Exploration of Anticancer Potential of Spiropyranopyrazole Derivatives as CDK7 Inhibitors

Abstract

Purpose : The Spiropyranopyrazole derivatives are used as cytotoxic agents and nitrogen containing heterocyclic analogs targeting CDK7 inhibition shows better cytotoxic activity. Methodology : A new series of compounds were synthesized using various substituted isatin derivatives and then characterized and analyzed for biological activity by in-silico and using MTT assay targeting CDK7. All the synthesized compounds were analyzed for their biological activity for this purpose breast cancer cell lines (MCF7) were used and analyzed by MTT assay.
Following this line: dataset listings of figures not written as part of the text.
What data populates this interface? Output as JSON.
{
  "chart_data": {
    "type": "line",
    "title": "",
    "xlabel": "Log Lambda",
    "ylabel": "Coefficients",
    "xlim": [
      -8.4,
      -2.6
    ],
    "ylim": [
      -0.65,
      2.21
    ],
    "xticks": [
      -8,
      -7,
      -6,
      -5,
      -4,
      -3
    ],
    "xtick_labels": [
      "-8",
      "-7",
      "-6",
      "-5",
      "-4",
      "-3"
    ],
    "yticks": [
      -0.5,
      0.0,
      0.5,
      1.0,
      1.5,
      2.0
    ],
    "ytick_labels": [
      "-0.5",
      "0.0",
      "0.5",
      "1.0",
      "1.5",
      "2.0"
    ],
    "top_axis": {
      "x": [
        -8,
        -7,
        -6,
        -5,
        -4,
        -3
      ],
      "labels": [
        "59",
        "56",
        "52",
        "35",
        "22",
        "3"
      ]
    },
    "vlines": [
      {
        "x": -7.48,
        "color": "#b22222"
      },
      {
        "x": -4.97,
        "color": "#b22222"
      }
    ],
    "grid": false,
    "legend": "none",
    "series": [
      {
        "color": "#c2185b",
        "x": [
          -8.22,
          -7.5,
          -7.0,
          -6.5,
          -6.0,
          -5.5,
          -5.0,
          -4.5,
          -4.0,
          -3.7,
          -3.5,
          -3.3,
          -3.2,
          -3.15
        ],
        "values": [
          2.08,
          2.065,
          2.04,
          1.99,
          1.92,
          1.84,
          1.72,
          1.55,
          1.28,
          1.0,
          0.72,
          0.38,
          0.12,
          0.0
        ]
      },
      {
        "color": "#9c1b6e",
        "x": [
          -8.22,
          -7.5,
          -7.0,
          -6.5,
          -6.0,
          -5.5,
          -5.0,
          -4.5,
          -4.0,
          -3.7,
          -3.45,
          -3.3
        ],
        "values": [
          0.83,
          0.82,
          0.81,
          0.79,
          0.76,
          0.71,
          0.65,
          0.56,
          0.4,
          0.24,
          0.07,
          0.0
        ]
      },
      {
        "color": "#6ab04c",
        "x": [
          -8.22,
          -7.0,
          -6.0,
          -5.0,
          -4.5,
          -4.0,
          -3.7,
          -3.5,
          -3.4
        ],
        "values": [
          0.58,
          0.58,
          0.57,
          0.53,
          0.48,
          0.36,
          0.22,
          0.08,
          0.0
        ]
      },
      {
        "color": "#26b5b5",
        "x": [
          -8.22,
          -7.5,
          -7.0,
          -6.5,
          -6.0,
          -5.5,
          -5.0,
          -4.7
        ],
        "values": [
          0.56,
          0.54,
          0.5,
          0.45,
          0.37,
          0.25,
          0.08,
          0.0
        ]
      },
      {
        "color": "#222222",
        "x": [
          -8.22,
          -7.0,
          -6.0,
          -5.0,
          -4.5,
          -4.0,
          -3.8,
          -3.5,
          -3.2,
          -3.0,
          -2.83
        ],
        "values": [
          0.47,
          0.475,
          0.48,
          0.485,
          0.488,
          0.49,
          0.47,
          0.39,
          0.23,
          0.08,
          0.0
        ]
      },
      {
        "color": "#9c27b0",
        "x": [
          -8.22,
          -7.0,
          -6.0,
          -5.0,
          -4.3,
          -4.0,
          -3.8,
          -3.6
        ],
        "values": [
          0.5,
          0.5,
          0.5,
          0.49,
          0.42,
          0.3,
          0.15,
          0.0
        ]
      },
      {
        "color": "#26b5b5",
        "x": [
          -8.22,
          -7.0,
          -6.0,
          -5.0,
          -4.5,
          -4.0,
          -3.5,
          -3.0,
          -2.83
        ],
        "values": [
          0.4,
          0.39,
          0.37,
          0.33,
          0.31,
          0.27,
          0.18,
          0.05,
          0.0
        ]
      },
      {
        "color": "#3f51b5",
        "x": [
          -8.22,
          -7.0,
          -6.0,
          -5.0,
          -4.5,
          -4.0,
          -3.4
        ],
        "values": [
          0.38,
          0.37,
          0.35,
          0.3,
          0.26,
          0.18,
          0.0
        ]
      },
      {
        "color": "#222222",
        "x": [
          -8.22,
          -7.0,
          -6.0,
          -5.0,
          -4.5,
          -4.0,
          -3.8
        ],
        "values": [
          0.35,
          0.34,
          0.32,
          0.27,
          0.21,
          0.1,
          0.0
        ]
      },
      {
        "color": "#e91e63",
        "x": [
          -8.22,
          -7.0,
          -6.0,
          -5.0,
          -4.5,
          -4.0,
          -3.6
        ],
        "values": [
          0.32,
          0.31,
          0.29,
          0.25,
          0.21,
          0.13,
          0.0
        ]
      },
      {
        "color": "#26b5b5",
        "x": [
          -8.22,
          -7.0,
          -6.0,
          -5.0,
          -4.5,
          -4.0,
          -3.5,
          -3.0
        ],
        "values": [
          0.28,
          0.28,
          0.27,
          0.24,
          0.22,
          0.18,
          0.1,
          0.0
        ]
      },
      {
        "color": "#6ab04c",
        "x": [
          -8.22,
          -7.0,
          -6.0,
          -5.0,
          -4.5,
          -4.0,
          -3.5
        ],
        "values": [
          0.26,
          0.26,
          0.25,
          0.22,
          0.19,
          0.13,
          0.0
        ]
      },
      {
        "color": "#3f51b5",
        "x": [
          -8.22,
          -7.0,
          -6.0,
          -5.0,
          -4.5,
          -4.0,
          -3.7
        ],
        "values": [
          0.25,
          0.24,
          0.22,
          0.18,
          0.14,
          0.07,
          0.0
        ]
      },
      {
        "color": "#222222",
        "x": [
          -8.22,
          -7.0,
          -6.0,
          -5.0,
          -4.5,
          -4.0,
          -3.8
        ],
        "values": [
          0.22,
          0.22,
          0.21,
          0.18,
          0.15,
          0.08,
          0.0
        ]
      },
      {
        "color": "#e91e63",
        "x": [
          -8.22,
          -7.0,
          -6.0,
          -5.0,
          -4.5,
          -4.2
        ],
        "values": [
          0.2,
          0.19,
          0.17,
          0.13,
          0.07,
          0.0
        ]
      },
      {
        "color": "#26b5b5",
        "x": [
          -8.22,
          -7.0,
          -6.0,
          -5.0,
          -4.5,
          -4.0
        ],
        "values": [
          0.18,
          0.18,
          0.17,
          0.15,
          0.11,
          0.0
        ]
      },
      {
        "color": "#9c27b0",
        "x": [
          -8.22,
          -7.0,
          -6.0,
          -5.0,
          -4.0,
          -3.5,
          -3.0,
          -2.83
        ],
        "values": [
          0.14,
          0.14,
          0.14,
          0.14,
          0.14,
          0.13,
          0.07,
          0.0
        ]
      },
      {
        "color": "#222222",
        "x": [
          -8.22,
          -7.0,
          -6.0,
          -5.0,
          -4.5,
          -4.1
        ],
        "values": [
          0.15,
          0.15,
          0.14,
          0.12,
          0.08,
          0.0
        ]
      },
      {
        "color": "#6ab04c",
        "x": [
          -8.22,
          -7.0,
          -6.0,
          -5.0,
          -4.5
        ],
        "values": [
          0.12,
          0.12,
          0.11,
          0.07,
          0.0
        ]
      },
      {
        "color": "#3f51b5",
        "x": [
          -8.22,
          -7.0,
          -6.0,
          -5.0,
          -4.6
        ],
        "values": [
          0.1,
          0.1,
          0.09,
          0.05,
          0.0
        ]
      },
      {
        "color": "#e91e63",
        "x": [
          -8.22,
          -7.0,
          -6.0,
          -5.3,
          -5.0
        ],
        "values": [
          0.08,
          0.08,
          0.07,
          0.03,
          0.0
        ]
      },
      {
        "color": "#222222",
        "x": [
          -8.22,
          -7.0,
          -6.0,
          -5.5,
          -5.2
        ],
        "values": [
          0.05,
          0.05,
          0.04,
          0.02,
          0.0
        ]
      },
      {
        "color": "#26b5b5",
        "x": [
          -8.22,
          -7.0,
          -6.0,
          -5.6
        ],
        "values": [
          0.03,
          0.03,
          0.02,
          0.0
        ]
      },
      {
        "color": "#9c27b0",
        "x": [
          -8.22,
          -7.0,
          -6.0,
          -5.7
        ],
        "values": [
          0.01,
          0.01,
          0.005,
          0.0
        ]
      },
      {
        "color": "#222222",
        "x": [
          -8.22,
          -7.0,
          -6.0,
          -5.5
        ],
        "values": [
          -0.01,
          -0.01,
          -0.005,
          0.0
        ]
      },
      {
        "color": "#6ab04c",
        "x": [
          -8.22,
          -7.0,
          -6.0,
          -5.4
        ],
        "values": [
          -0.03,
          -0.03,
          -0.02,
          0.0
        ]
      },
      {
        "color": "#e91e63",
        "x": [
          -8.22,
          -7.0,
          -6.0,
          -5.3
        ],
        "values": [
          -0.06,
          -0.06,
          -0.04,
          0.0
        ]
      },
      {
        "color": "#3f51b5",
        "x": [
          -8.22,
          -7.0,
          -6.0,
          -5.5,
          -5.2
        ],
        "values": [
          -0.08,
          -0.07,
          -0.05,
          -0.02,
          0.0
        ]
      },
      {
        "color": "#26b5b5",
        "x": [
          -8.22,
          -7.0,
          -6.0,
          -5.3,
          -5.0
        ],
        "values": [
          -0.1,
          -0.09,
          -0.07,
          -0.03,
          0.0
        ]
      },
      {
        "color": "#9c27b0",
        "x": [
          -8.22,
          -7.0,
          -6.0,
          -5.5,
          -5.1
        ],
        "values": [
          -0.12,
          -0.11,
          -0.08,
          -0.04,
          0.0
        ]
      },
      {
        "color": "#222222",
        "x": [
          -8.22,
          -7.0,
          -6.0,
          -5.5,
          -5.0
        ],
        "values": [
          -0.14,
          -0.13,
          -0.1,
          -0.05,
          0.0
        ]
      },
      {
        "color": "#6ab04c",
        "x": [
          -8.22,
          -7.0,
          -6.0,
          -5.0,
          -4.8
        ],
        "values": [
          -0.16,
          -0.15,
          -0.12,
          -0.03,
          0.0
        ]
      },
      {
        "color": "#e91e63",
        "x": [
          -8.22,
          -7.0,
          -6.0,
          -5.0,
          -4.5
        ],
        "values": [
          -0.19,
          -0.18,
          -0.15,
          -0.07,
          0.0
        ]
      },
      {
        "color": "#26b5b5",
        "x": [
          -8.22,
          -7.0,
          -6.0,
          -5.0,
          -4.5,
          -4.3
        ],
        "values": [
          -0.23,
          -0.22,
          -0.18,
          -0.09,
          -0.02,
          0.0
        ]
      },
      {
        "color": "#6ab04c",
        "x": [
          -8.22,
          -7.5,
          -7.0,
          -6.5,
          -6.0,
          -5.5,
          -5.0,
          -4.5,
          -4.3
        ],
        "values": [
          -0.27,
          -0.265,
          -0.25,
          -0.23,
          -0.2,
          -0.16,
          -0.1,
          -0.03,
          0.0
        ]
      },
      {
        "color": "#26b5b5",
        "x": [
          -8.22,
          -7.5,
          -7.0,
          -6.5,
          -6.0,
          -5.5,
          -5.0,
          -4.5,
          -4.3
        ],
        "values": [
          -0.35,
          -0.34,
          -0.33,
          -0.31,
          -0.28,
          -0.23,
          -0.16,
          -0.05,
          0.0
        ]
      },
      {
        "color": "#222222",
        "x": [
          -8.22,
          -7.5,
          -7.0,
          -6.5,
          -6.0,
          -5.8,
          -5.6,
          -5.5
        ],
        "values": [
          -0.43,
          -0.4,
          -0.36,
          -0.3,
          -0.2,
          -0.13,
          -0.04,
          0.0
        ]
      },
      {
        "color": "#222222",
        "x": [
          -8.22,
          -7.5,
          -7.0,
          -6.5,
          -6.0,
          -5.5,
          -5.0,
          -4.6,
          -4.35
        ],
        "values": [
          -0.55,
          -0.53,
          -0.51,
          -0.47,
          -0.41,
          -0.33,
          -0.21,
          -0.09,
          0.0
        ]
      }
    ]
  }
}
Docking studies into ATP binding site of CDK7 were performed to predict their binding affinity scores and possible interactions with receptor to evaluate bioactivity in-silico using VLife MDS 4.3. Findings : A novel series of Spiropyranopyrazole derivatives were successfully synthesized via Multicomponent reaction (MCR). From experimental data indicated that compounds 2c and 3c showed most promising results as their inhibitory activity with 23.20% and 26.50% respectively at 10μM and these were selected for further preclinical studies. Social Implications : If the present findings of spiropyranopyrazole derivatives passes preclinical studies and we develop drug like candidate then it is a massive achievement in anticancer therapy that could save many lives. Original : Successfully develop a novel series of spiropyranopyrazole having CDK7 inhibitor activity. This could be helpful for development of a drug like candidate having significant cytotoxic activity.